A renowned retailer Walmart has also incorporated technologies to understand customers’ needs and act accordingly. The company employed facial recognition software to understand the experience level (frustration, happiness, and satisfaction) during checkout. It also triggers an alert for customer representatives to approach frustrated customers in order to provide better customer service. Usage of this facial recognition model eliminates the need of maintaining expensive and appropriate staff for providing enhanced customer service.

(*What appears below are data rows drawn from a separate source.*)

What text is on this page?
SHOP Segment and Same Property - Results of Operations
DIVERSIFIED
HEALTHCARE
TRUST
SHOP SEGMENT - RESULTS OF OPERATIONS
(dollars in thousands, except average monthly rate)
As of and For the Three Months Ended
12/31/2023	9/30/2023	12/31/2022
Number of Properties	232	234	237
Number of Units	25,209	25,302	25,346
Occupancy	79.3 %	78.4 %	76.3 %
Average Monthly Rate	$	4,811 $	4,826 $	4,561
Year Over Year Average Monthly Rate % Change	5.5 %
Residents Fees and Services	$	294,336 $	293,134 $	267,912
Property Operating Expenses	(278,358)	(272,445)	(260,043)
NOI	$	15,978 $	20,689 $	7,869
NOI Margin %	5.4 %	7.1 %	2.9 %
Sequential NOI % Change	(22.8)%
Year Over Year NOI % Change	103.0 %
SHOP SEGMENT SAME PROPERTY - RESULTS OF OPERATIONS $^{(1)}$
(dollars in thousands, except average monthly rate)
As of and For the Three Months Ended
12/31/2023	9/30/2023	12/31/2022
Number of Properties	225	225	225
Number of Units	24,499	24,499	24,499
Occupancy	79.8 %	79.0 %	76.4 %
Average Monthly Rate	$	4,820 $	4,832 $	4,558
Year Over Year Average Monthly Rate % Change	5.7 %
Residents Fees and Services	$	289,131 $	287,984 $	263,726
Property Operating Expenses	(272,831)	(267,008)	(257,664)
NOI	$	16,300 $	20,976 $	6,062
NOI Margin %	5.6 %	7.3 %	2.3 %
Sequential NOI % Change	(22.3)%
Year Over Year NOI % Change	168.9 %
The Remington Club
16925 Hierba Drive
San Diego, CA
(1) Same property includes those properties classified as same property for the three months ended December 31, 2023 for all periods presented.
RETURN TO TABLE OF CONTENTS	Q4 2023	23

Amazon has been proudly employing ML for predictive data analytics to enhance its sales. Amazon has garnered its outstanding benefit for demand prediction in business management [27]. It has also filed a patent for the process of its anticipatory shipping that predicts sales of a product in a particular region or city. Amazon uses this information to store the targeted products in nearest warehouses. It is also planning to deliver the product to the customers using drones in minimum time thus excelling the experience of shopping.
Authors in [28] have presented the implementation of predictive analytics in the retail banking sector. Here, authors claim that predictive analytics through traditional tools necessitates a specialized skill in statistics and mathematics. However, the same can be performed much easily in R, a language that includes around 4,000 algorithms of ML ranging from basic regression model to advanced model. In the banking sector, predictive analytics can be used to estimate churning rate and product propensity.